Now, whenever she gets the opportunity, Charlotte shares the story of her little group of about 100 children in VBS who stepped out in faith and changed the lives of a mother and daughter.
“I want people to see this is what can happen through VBS,” she stressed. “It started there, and we should never doubt what God can do. It can start with the littlest ones among us who sometimes have the most faith of any of us.”
On March 9, Betty and Leah, who had been living with Betty’s mother for six months in Norman while the construction was completed, got to see their new brick, two bedroom, two bath, 1,056-square-foot home for the first time. KWTV reporter Doug Warner was on hand to broadcast the big “reveal” at 6:45 a.m.
As a crowd numbering around 50 applauded, they took possession of their home with tears of joy.
“I think this is the way God intended for us to treat one another when you look at the church model in the book of Acts,” Vanpool said, “helping those, who through no fault of their own, find them in a circumstance in which they cannot help themselves.
“The church has bent over backwards and has done things that we don’t see a whole lot of in today’s world, and it just blesses your heart to know that when Christ gets ahold of someone’s heart and gets ahold of everything in them, it is awesome.”
It was especially gratifying to see the huge smile on Leah’s face, the pastor said.
“Leah suffers from really severe grand mal seizures. Since VBS last year, she has had two brain surgeries, both of which worked for a time, but even as late as last week, she was still struggling with her seizures pretty severely,” he said.
“As for Betty, over the course of years, taking care of a sick child like that, she has worked several jobs at a time. She has never been willing to just take what people give her; she has always wanted to work, and she is still doing that now.
“But, when you have a sick child like that, she has to be the caregiver and that’s hard on employment, but she’s a trooper.”
Leah, who is home schooled, turned 17 in January.
“I can’t believe this,” Betty said as her daughter hugged friends and volunteers who had shown up for the occasion. “I’m so glad there are still people who follow Christ and want to be so humble. It’s amazing. I never thought it would be like this. It’s so wonderful. They’re angels on Earth.
“I know Jesus puts a lot of humility and love and caring in our hearts, but to take it from your heart and give it to someone else is amazing. We are definitely surprised. I can’t wait for all of my family to see it. They’ve done a great job with it.
Watching the delight on her daughter’s face, Betty smiled and said, “Leah is doing OK. God has blessed her; He’s kept her with us. We’ve had some stressful moments lately, and it has been hard at times. It’s great to see her smiling so big. But she’s really always done that.
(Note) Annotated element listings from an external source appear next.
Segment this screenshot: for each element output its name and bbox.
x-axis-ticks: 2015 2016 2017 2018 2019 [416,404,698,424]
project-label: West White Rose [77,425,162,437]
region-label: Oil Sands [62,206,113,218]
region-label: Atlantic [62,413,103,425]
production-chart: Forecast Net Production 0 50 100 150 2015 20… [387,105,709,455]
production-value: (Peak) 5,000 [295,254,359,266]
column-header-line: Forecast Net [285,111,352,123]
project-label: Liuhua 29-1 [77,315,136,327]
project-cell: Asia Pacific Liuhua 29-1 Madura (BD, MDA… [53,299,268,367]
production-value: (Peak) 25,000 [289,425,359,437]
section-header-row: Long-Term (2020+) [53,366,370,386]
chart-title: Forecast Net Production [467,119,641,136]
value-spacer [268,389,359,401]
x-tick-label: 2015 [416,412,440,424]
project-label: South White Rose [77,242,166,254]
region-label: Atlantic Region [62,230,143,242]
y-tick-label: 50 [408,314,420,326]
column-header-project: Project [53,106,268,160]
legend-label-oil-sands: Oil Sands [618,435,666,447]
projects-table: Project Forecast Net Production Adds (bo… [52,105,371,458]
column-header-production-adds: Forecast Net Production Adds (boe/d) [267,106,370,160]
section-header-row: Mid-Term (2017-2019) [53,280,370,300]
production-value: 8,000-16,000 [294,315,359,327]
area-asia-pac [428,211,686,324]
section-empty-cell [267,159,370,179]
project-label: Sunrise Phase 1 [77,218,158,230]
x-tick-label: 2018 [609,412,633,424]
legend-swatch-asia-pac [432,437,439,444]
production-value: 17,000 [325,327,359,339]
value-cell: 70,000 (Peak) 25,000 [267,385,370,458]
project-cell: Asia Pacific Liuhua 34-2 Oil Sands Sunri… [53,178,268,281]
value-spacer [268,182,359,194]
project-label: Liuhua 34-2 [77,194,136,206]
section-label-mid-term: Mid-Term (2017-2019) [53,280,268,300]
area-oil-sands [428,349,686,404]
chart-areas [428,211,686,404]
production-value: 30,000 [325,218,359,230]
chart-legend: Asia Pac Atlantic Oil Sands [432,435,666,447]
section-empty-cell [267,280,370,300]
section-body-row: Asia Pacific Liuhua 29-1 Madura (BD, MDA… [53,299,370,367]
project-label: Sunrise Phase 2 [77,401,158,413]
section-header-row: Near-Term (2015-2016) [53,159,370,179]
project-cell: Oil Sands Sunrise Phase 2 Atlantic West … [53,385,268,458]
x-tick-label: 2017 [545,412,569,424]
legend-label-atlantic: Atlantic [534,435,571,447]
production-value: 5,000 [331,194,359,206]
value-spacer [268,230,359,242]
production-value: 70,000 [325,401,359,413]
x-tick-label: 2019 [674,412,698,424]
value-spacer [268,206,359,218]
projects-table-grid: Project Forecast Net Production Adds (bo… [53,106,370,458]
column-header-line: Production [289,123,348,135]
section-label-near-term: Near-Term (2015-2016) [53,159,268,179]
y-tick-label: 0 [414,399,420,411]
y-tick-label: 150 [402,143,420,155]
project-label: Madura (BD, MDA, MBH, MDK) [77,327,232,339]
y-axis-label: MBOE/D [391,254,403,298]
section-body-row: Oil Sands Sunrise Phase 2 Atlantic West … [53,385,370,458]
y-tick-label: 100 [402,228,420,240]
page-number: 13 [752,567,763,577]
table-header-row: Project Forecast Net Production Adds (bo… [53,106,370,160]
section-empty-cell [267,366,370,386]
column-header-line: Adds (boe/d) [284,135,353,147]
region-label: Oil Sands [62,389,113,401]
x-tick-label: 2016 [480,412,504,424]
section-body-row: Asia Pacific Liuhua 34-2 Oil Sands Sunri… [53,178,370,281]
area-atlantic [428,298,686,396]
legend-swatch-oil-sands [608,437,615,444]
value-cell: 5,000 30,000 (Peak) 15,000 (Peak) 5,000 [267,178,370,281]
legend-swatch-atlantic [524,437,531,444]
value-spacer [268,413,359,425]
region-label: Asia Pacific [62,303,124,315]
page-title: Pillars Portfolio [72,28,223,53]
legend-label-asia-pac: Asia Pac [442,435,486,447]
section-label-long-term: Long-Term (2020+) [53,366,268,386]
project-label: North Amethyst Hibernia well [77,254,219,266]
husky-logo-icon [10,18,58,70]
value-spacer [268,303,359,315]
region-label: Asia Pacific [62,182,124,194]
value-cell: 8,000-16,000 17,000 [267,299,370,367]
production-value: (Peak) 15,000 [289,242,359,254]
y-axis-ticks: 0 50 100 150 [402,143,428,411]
“Sometimes she gets discouraged, but then she’ll call her brother and sister-in law, and they’ll pray with her and, of course, we pray, too.”
After taking a tour of the furnished house and filling it with laughter, Leah took a moment to sit in a new recliner and reflect about what had just happened.
Asked what her favorite part of the new house was, she said, “Favorite part? I don’t have a favorite part. I think it’s the whole house; just to have the house. And knowing the people who did it did it out of love. That’s my favorite part.”